Наташа засмеялась, подбежала к перилам крыльца, обхватила их руками и стала смотреть на небо. Небо было низкое, зимнее, того самого серовато-синего цвета, какой бывает в декабре, когда день короток, а мороз крепок, и звёзды уже начинают зажигаться на востоке, хотя солнце ещё не село. Наташа смотрела на это небо, на облака, на редкие, мерцающие звёзды, и вздыхала - не потому, что ей было грустно, нет, она была весела, но в этом вздохе было что-то такое, от чего Ефим вдруг подумал: «Растёт девочка. Ещё маленькая, а уже вздыхает, как взрослая. Верно, у неё своя печаль есть, хоть и не скажет какая». Ему вспомнилась его дочь, умершая в младенчестве, и на минуту стало больно, но боль тотчас прошла, потому что жизнь - она есть жизнь, и горевать о прошлом некогда, когда надо работать.
- Ефим, - сказала вдруг Наташа, не оборачиваясь, - а звёзды падают? Мне Коля сказал, что падают. А я не верю. Звёзды - это глазки Божьи, они не падают.
- Ваш братец, Николай Ильич, верно, шутил, - ответил Ефим. - Звёзды не падают. Они стоят на небе, как свечки в церкви. А падают - это так, падучие звёзды, их в народе падучими и зовут. Но это не звёзды, а так, летучки.
- А откуда ты знаешь? - спросила Наташа, поворачивая к нему своё розовое, заиндевевшее лицо.

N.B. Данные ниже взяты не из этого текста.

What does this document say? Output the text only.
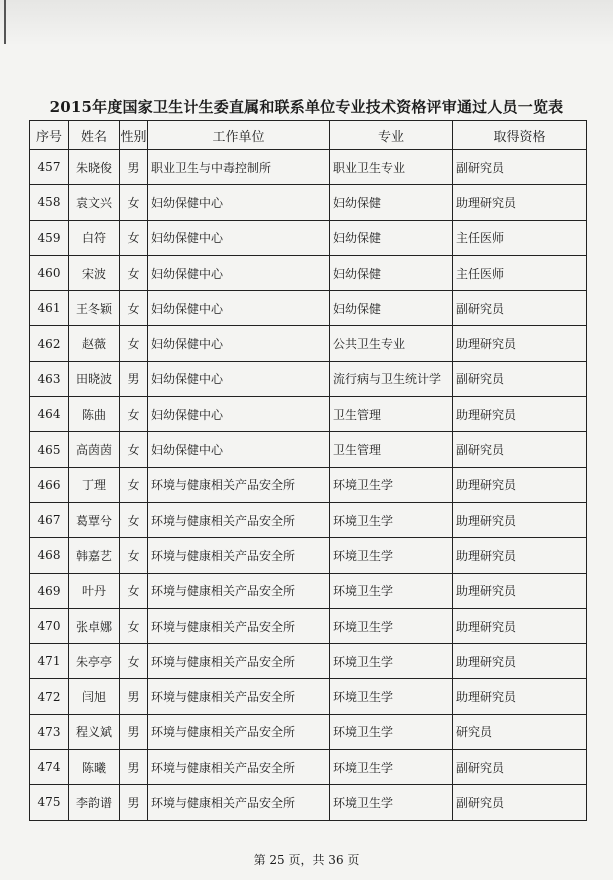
2015年度国家卫生计生委直属和联系单位专业技术资格评审通过人员一览表
序号	姓名	性别	工作单位	专业	取得资格
457	朱晓俊	男	职业卫生与中毒控制所	职业卫生专业	副研究员
458	袁文兴	女	妇幼保健中心	妇幼保健	助理研究员
459	白符	女	妇幼保健中心	妇幼保健	主任医师
460	宋波	女	妇幼保健中心	妇幼保健	主任医师
461	王冬颖	女	妇幼保健中心	妇幼保健	副研究员
462	赵薇	女	妇幼保健中心	公共卫生专业	助理研究员
463	田晓波	男	妇幼保健中心	流行病与卫生统计学	副研究员
464	陈曲	女	妇幼保健中心	卫生管理	助理研究员
465	高茵茵	女	妇幼保健中心	卫生管理	副研究员
466	丁理	女	环境与健康相关产品安全所	环境卫生学	助理研究员
467	葛覃兮	女	环境与健康相关产品安全所	环境卫生学	助理研究员
468	韩嘉艺	女	环境与健康相关产品安全所	环境卫生学	助理研究员
469	叶丹	女	环境与健康相关产品安全所	环境卫生学	助理研究员
470	张卓娜	女	环境与健康相关产品安全所	环境卫生学	助理研究员
471	朱亭亭	女	环境与健康相关产品安全所	环境卫生学	助理研究员
472	闫旭	男	环境与健康相关产品安全所	环境卫生学	助理研究员
473	程义斌	男	环境与健康相关产品安全所	环境卫生学	研究员
474	陈曦	男	环境与健康相关产品安全所	环境卫生学	副研究员
475	李韵谱	男	环境与健康相关产品安全所	环境卫生学	副研究员
第 25 页，共 36 页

- А я старый, - сказал Ефим. - Я всё знаю.
Наташа засмеялась, оттолкнулась от перил, пробежала по крыльцу, хватаясь за столбы, потом остановилась, посмотрела на небо ещё раз и сказала:
- А я, когда вырасту, буду петь. Прямо на сцене. Чтобы все плакали. И ты, Ефим, тоже будешь плакать.
- Буду, барышня, - сказал Ефим. - Куда ж я денусь.
В этот момент дверь отворилась, и на крыльцо вышел Николай - двенадцатилетний, уже высокий, с веснушками и с тем самым мальчишеским, озорным выражением лица, которое потом, когда он станет офицером, превратится в удальство, а пока только обещало будущую лихость. Он был без шапки, в курточке, накинутой на плечи, и, увидев Наташу, закричал:
- А вот ты где! А я тебя ищу! Мама велела тебе идти в комнату - простудишься, дурочка. И Ефим, чего смотришь? Веди её в дом!
- Сам дурак! - крикнула Наташа в ответ и, сделав брату язык, побежала вверх по лестнице, но на полпути остановилась, обернулась, показала язык ещё раз и скрылась за дверью.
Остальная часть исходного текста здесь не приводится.